Schade, dass einige in einer Partnerschaft lebende potentielle Hochzeitsgäste da meiner subjektiven Meinung nach schon ein klein wenig unflexibel sind.

Zudem gibt es doch auch Singles, die an Hochzeitsfeiern teilnehmen und sich durchaus amüsieren. Ich habe auf jeden Fall noch nie erlebt, dass ein Single auf einer Hochzeit schmollend oder traurig, mutterseelenalleine herumsaß, während alle anderen Gäste sich ausschließlich zu zweit vergnügten. Ein zu merkwürdiges, aber, wie ich meine, absolut unrealistisches Bild.

(Weidenfee, ich habe zwar dich zitiert, meinte das aber nicht im speziellen auf dich bezogen, sondern generell auf alljene, die sich im Verlauf des Fadens ähnlich äußerten. @:) )

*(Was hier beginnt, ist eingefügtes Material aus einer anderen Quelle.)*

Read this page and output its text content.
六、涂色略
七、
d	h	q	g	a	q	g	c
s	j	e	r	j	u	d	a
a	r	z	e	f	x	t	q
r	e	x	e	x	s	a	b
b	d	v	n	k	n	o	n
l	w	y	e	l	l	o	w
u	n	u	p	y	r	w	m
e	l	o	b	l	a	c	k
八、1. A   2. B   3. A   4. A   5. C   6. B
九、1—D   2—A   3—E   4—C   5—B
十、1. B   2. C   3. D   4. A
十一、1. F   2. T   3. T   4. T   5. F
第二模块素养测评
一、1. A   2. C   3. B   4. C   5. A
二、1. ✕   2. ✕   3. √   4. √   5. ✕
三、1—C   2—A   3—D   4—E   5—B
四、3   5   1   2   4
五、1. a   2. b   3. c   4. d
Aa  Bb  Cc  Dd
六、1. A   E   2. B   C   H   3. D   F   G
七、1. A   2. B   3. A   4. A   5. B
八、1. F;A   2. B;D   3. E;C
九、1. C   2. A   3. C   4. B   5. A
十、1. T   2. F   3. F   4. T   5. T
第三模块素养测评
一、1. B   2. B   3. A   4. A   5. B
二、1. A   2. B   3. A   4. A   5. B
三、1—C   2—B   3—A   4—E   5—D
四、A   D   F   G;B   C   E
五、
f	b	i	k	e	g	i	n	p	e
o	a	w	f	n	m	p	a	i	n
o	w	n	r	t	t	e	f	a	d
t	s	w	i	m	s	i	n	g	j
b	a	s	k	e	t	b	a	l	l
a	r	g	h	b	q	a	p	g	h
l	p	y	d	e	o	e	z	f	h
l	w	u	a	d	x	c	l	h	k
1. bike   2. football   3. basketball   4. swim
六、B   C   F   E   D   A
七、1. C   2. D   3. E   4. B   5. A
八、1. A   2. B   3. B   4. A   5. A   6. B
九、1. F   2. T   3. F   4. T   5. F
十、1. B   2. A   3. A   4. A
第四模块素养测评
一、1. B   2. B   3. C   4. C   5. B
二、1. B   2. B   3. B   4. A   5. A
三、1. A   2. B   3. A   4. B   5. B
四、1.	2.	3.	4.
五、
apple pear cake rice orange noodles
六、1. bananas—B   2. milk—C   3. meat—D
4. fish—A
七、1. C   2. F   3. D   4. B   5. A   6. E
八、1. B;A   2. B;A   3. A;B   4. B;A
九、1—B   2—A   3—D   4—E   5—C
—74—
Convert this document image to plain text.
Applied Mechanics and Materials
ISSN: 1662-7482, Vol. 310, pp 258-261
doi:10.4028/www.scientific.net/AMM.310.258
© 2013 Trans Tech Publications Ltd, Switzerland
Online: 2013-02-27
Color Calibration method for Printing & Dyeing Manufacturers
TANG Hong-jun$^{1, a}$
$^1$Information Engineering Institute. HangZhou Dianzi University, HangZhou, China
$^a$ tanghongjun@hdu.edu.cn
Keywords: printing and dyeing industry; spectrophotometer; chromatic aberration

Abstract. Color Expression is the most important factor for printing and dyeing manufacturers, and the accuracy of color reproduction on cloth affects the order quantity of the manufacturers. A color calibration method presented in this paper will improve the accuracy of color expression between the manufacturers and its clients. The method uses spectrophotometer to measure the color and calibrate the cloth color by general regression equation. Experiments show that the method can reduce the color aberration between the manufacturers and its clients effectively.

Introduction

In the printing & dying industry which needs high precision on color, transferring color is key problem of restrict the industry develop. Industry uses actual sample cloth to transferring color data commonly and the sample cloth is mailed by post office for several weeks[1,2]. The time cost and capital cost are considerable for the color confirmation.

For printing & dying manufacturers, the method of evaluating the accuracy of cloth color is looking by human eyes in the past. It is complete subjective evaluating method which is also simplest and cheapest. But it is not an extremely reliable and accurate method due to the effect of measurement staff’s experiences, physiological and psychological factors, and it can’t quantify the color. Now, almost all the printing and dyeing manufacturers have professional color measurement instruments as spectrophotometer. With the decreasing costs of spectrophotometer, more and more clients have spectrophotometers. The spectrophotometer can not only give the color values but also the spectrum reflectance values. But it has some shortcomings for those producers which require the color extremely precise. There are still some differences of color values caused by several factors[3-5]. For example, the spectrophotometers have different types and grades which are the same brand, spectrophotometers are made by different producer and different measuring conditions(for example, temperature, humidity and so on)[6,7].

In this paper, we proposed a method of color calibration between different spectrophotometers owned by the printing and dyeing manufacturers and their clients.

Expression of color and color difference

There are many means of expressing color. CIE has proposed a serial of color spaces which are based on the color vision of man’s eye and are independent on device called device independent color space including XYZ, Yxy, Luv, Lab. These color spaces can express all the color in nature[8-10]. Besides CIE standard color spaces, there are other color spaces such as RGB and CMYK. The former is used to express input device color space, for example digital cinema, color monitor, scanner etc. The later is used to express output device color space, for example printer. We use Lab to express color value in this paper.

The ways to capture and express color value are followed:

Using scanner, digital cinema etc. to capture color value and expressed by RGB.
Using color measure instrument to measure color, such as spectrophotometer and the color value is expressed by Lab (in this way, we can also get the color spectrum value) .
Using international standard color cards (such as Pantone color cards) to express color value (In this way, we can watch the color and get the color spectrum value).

Ich würde die Kollegen einfach gar nicht einladen. So groß kann der Wunsch nach deren Anwesenheit ja nicht sein, wenn Du deren Partner unbedingt von der Feier fernhalten willst.

Die Partner von der Feier fern halten? Menschenskind, das klingt so, als plane die TE zwei gefährliche Türsteher im Eingangsbereich zu positionieren, die sicherstellen, dass sich kein Partner unbefugten Zutritt verschafft. ":/

Meine Güte, natürlich kann Emmi92s Wunsch nach der Anwesenheit ihrer Kollegen groß sein – das steht doch in keiner Relation dazu, ob sie deren ihr unbekannten Partner einlädt oder nicht. Wenn ich meinen Kollegen X sehr mag, bedeutet das doch nicht automatisch, dass ich dessen Partner a) kenne und b) auch mag.

Im Gegenteil, ich fände das sogar befremdlich, würde man mich als Person untrennbar mit meinen Partner verbunden und als ein Teil dessen wahrnehmen und deshalb bzw. nur deshalb einladen.

Darum kann ich zwar durchaus verstehen, dass bei groß gefeierten Anlässen aller Art "+1"-Einladungen üblich und verbreitet sind, aber würde selbst nie die Rolle eines "+1" einnehmen wollen, schon gar nicht auf einer Hochzeit, die – egal, wie groß oder umfangreich auch zelebriert – immer etwas persönliches ist. Ich will auf einer Feier Gast sein, auf der ich als Gast um meinetwillen eingeladen und willkommen bin, weil die Gastgeber mich als Person, die ich bin, dabeihaben wollen und nicht als "unbekannter Anhang" einer solchen Person.

C^oRteSauxvage


Ich finde, dass Martienchen in dem anderen Thread was ganz Interessantes geschrieben hatte, das hier auch nicht fehlen soll:

Die Herangehensweise ist vermutlich abhängig davon, ob man verheiratet ist oder chronischer Dauersingle mit Abundzumalbeziehungen.

Fiun>kel{steixn


Emmi92s Wunsch

Oh, hoppla. Natürlich ist damit "Emma28s Wunsch" gemeint.

p~hil 0.mena


Ich will auf einer Feier Gast sein, auf der ich als Gast um meinetwillen eingeladen und willkommen bin, weil die Gastgeber mich als Person, die ich bin, dabeihaben wollen und nicht als "unbekannter Anhang" einer solchen Person.

Das sehe ich anders. Der Mensch, der meinem Freund/Freundin so viel bedeutet, dass er sein Leben mit ihm/ihr teilt, ist mir nicht fremd. Zwar habe ich ihn bisher vielleicht noch nicht kennengelernt, aber ich dennoch empfinde ich ihn nicht als Fremdkörper oder störend, sondern ich würde ihn/sie schon um seinet/ihretwillen einladen. Unter anderem vielleicht auch, um den "unbekannten Anhang" kennenzulernen.